Was war Ferdinand Tönnies für ein Mensch?

Seine Tochter Franziska hat ihn einmal in einem Fernseh-Interview einen "ernsten, heiteren Mann" genannt. Jedenfalls machte er kein Wesens um sich: ein kleiner, fast zierlicher Mann, bärtig wie ein deutscher Professor. Man darf ihn sich fleißig ausschreitend auf dem Eiderstedter Deich vorstellen. Er war unerhört belesen. Sein Werkverzeichnis nennt mehr als 1000 Veröffentlichungen. Er war aber eben kein Opportunist. Tönnies verzichtete lieber auf die Karriere, als von einer Überzeugung abzuweichen.

Warum würden Sie Menschen raten, sich mit Tönnies und seinem Werk zu beschäftigen? Oder anders gefragt: Was hat er uns heute noch zu sagen?

Den "aufrechten Gang" kann man von Tönnies lernen. Gerade heute, im Wandel von der Industrie- zur Informationsgesellschaft, ist Tönnies Werk keineswegs überholt. Von großer Hellsicht für aktuelle Entwicklungen der westlichen Gesellschaften stellt es ein noch kaum genutztes Werkzeug zu ihrer Diagnose dar. Zum Beispiel eben zur Diagnostik einer sich jetzt realisierenden Weltgesellschaft, die nur in einem "virtuellen" Raum entsteht und wo der Kontakt und der Verkehr zwischen den Beteiligten ohne persönliche Bekanntschaft, ohne körperliche Nähe nur im Kopf stattfindet. Mit Tönnies Worten: rein "fiktiv" oder "imaginär".

Wenn Tönnies noch lebte, was meinen Sie wären die wichtigsten drei Fragen, mit denen er sich beschäftigte?

Hat sich meine Annahme, dass wir uns von der Gemeinschaft zur Gesellschaft entwickeln, bestätigt? Welche Bedeutung hat mein Fach in der heutigen Wissenschaft? Wie kann ich mir die neuen technischen Errungenschaften für meine Forschung nutzbar machen?

Und wie steht es mit der Soziologie selbst? Würde er sich nicht auch Sorgen machen, was die noch ausrichten kann in einer Welt, deren Lebensbereiche immer stärker kommerzialisiert werden?

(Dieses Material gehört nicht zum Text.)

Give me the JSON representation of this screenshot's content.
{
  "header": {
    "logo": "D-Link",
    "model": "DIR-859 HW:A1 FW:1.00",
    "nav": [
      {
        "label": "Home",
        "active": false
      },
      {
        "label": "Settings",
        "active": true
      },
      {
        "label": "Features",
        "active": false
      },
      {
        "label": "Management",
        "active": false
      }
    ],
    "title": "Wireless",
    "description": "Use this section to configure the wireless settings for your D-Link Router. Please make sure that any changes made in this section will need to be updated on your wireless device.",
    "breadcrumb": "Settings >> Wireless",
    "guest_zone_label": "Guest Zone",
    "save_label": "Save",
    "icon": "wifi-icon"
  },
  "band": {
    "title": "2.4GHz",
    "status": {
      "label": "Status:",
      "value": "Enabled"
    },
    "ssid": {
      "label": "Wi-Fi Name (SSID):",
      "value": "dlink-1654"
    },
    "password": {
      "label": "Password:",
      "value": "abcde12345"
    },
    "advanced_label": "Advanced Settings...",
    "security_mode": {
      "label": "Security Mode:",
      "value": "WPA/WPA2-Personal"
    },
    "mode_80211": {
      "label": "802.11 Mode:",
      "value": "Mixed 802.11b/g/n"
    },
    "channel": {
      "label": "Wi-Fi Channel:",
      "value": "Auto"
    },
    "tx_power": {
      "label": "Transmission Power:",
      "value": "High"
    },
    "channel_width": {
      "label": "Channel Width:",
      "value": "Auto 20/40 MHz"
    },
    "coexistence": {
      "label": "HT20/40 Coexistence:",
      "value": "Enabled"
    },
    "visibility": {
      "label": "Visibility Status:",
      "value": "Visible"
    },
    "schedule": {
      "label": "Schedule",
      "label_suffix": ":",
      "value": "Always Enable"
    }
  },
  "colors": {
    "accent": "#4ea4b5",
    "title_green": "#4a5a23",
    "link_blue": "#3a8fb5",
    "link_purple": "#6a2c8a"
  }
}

Das alle Lebensbereiche nach wirtschaftlichen Gesichtspunkten ausgerichtet werden, hat Tönnies früh thematisiert. Bereits 1920 befürchtete er, dass sich in moralischer Hinsicht der Markt nicht von allein zügeln lässt. Aber nach Tönnies droht mehr: Bedingungslose Marktgläubigkeit gefährdet letztlich die Demokratie - wie sie schleichend den Sinn für Gemeinschaft zerstört. Wir werden uns fragen müssen, ob wir in so einer Welt leben wollen. Tönnies hätte dagegen Stellung bezogen.

"Ferdinand Tönnies - Friese und Weltbürger", Nordfriisk Institut Bredstedt 2013, 416 Seiten mit zahlreichen, zum Teil farbigen Abbildungen.